Toys R Us, Inc. today reported financial results for the first quarter of fiscal 2017, which ended April 29, 2017. Consolidated Adjusted EBITDA was $44 million for the quarter, a decline of $35 million.
Gross margin dollars were $783 million, a decline of $63 million compared to the prior year period. Excluding a $10 million unfavourable impact from foreign currency translation, gross margin dollars decreased by $53 million. Gross margin rate was 35.5%, a decrease of 100 basis points.
Domestic gross margin rate declined by 170 basis points, due to an increase in sales on promotion and additional inventory reserves. International gross margin rate remained relatively consistent with the prior year period.

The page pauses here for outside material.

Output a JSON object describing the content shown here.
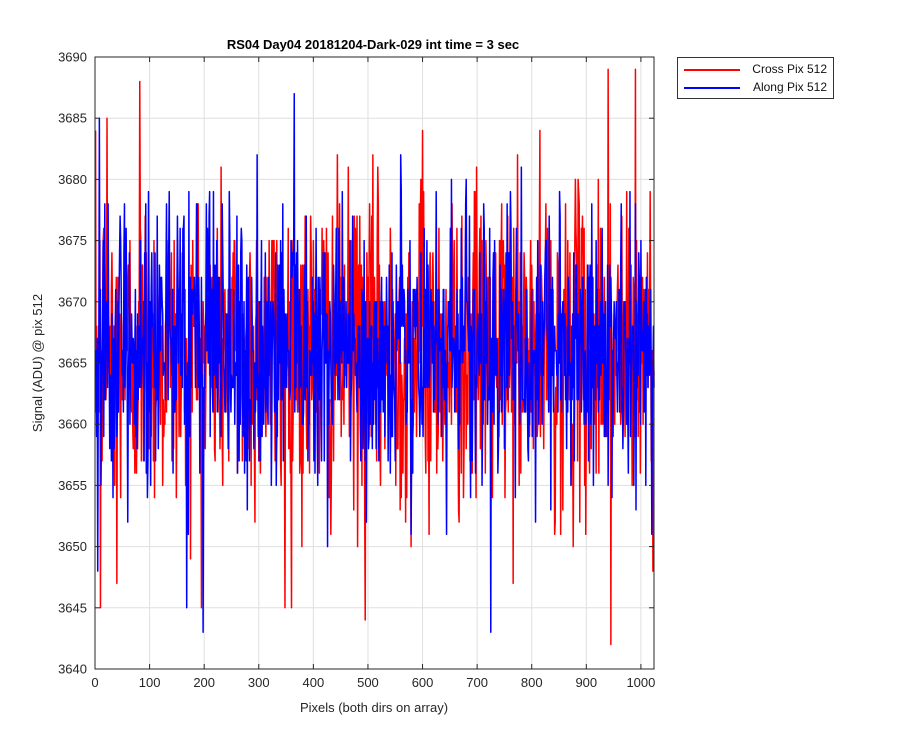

"The challenges we faced during Holiday 2016 continued in the marketplace during the first quarter. Overall weakness in the baby business, as well as slower growth in the toy category and very aggressive price discounting by our competitors were significant contributors to our disappointing results. However, we have several key initiatives which we expect to drive growth during the second half of the year," said Dave Brandon, chairman and chief executive Officer, Toys R Us, Inc.
"Among the more noteworthy projects are our new webstore and baby registry, which will be implemented this summer; new capabilities in CRM; an enhanced Loyalty program and additional shop-in-shops to drive traffic. We expect this work will have a meaningful difference on the customer experience in both our webstore and bricks and mortar locations."